La question est maintenant de voir jusqu’à quel point nous parviendrons à agencer ces groupes entre eux. Pour a, on pourrait essayer d’intercaler tout ce groupe dans le groupe A, de manière à ce que la guérison du possédé dans la synagogue fût placée entre le centenier de Capernaüm et la belle-mère de Pierre. Cela n’est pas inadmissible, mais cela n’est nullement nécessaire, car en faisant attention que dans ses ch. 8 et 9 Matthieu réunit un certain nombre de miracles de diverses époques, nous pouvons sans difficulté séparer la guérison de la belle-mère de Pierre de celle du serviteur du centenier, et placer par là le groupe a en tête.

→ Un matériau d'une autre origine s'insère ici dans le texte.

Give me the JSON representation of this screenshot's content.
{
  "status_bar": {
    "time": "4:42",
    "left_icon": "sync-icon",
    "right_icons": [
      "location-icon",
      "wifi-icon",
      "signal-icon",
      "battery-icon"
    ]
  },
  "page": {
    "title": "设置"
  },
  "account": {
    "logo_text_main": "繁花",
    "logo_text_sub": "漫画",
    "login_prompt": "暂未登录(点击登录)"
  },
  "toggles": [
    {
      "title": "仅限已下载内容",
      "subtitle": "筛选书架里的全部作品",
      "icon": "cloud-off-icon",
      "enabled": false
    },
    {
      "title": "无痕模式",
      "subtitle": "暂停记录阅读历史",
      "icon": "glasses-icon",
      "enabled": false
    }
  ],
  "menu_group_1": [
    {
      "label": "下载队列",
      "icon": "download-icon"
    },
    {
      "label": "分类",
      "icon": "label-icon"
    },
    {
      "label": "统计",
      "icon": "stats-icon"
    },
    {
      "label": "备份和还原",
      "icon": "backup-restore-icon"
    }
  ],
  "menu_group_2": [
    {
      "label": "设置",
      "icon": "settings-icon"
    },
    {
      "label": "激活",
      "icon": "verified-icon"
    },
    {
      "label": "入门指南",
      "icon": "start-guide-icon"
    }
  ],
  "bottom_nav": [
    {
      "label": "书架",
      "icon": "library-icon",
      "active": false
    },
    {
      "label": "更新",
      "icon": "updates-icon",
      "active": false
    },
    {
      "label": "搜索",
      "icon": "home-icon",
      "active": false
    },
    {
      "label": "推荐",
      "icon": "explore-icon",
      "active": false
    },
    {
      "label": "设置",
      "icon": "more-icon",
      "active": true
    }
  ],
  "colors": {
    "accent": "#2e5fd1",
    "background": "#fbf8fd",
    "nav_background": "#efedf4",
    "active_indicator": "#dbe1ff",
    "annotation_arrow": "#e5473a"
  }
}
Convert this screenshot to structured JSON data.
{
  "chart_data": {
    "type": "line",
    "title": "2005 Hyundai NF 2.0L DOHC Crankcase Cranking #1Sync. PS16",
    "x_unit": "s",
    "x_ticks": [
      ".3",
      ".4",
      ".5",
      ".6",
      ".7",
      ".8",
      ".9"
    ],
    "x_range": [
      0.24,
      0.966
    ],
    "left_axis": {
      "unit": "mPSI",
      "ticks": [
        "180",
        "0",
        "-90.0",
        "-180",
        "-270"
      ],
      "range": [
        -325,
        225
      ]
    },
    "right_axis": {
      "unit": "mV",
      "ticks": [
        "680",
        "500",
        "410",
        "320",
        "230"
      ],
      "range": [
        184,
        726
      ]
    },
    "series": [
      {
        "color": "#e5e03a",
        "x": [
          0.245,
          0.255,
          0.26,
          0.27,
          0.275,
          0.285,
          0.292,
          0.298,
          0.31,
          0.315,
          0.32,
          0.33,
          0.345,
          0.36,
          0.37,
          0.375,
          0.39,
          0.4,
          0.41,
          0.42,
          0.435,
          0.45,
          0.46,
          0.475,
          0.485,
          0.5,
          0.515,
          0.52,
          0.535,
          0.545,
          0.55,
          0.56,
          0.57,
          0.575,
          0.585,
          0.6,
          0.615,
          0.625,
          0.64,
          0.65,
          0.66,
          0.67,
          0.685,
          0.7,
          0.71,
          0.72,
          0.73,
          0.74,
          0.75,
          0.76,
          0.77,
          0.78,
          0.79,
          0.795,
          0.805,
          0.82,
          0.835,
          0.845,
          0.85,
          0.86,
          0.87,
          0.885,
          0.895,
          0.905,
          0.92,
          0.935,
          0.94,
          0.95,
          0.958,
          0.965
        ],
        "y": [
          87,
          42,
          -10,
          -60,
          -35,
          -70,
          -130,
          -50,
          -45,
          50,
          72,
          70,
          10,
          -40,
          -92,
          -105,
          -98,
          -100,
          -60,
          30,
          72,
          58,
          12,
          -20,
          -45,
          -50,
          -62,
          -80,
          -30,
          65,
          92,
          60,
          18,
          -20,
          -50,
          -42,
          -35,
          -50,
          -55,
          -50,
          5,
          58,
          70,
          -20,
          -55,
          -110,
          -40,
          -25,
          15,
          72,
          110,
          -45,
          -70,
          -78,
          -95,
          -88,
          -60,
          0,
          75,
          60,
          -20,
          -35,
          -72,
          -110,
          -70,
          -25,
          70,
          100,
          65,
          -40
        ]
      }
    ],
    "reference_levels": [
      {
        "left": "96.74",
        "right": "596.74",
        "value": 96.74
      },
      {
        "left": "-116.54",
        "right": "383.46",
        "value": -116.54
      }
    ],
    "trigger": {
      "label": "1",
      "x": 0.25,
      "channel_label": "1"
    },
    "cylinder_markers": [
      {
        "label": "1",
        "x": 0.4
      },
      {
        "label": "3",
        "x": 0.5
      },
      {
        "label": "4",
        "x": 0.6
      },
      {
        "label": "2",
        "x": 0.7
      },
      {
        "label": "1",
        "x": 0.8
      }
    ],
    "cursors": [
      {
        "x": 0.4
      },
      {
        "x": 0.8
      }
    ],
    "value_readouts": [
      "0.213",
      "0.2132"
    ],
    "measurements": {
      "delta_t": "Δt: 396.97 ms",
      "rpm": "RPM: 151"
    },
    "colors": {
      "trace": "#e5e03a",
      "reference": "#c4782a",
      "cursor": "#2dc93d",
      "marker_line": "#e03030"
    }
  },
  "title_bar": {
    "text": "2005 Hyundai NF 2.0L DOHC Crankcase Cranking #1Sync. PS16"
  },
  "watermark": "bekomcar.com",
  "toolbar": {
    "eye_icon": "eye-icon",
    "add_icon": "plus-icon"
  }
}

Plus difficile est la question pour b, groupe que Matthieu place au milieu de B, de telle sorte qu’il semble que Matthieu 9.2, et surtout v. 18, nous défende de détacher ce groupe de ce à quoi il se rattache. Chez Marc et chez Luc, le groupe b n’est étroitement relié ni à ce qui le précède ni à ce qui le suit, de sorte que de ce côté il ne s’élève pas d’obstacle contre la manière dont Matthieu intercale ce groupe. Ce n’est que par la comparaison des groupes A et B qu’on est frappé de cette difficulté, qu’en intercalant b dans B la vocation de Matthieu ne serait placée qu’après les similitudes, ce qui la recule trop en arrière. En effet, dans le groupe A, nous lisons déjà avant le sermon sur la montagne le choix des douze apôtres, qui implique la vocation de Matthieu. Il semble par conséquent qu’en intercalant b dans B il faudrait expliquer de quelle manière la vocation de Matthieu a pu avoir lieu si longtemps après le choix des apôtres ou le sermon sur la montagne ; ou bien, pour assigner à la vocation du péager sa vraie place, il faudrait avancer avec b tout le groupe B avant A, disposition que recommande aussi l’histoire du jeune homme de Naïn. Si ces deux voies se trouvent être l’une et l’autre impraticables, il faut essayer de détacher partiellement ou entièrement b de B, et de placer seulement b, mais non pas B, avant A, ainsi que le fait Luc (et en partie Marc).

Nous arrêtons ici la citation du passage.